Branka Berthoumieux : Un investisseur financier ou un banquier ne refusera jamais un bon dossier avec un montage financier cohérent et avec un profil de repreneur adéquat. Mais la fragilité des ETI est connue, le marché peut se retourner et rendre la situation compliquée en six mois. En 2012, nous avons vu certaines opérations ne pas aboutir parce que l’entreprise était dans l’incapacité de montrer une situation intermédiaire ou un dernier bilan favorable. Le cédant considère qu’il s’agit d’un accident de parcours, le repreneur attend un impact sur le prix de cession, le banquier prend peur. Le marché de la reprise a donc été plus compliqué depuis trois ans. L’absence de visibilité rend l’élaboration des business plans compliquée.
Jean-Marc Durand : La situation ne sera pas simplifiée avec le crédit d’impôt compétitivité emploi. Il va induire en 2013 une amélioration des résultats de l’ordre de 4 %.
Frédéric Coirier : Il va surtout éviter une baisse de résultats, notamment dans des secteurs comme l’automobile ou la con- striction.
Jean-Marc Durand : C’est une compensation.

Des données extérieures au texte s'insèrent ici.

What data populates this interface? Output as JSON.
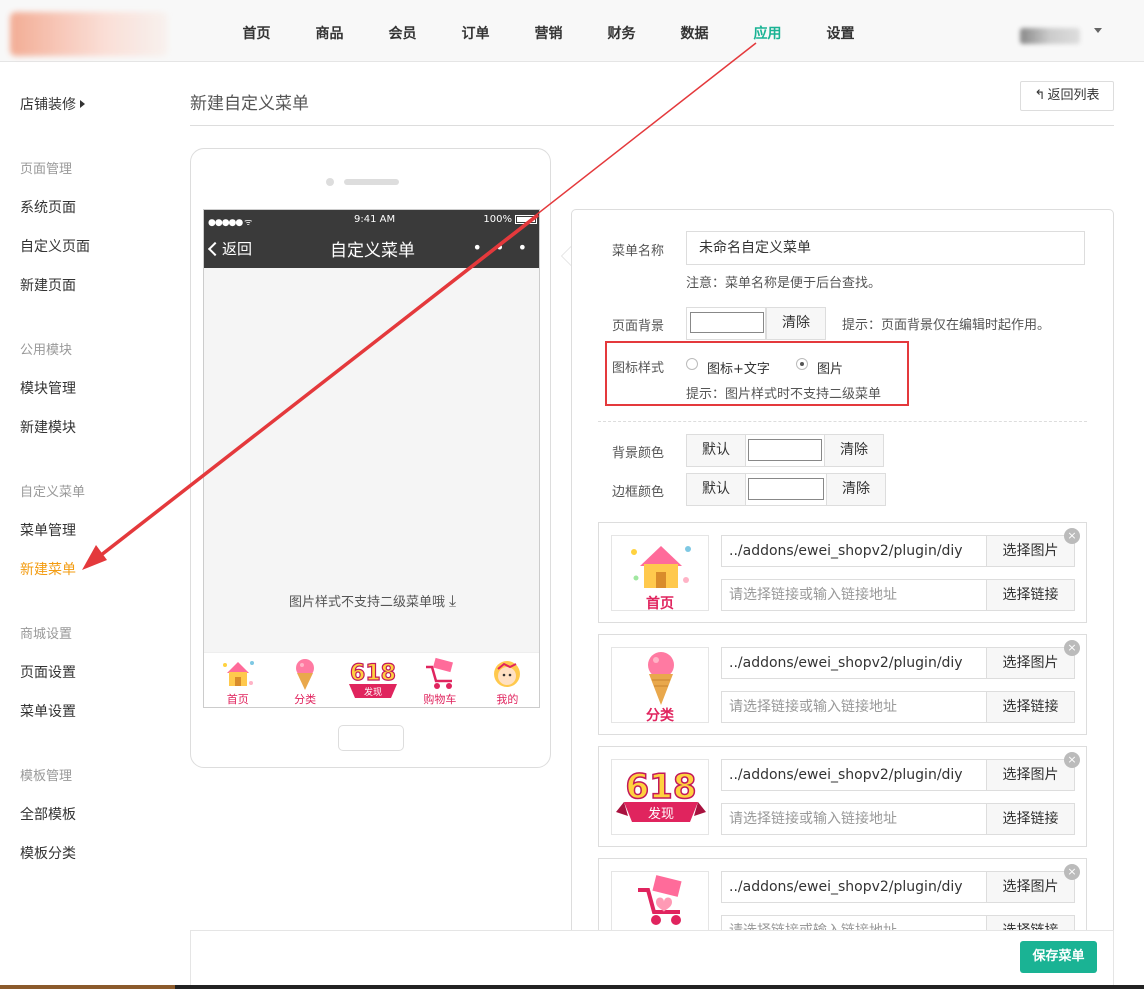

Et il est prévu qu’il passe à 6 % en 2014. Dans l’analyse des résultats, il y a des éléments exogènes qui ne facilitent rien.
Frédéric Coirier : J’ai récemment fait un calcul : le forfait social qui pèse sur l’intéressement et la participation, l’augmentation du coût des retraites, ainsi que toutes les petites taxes qui s’accumulent me coûtent au global autant que ce qui va me revenir. Dans le meilleur des cas, ma situation sera neutre. Elle permettra à ceux qui sont en perte d’équilibrer, mais la lecture des comptes de résultats sera compliquée.
Bernard Bullet : Du point de vue des cédants, les valeurs d’actifs et de titres restent relativement élevées. L’analyse est la même du point de vue du banquier. Les valorisations d’actifs sont élevées et freinent les opérations.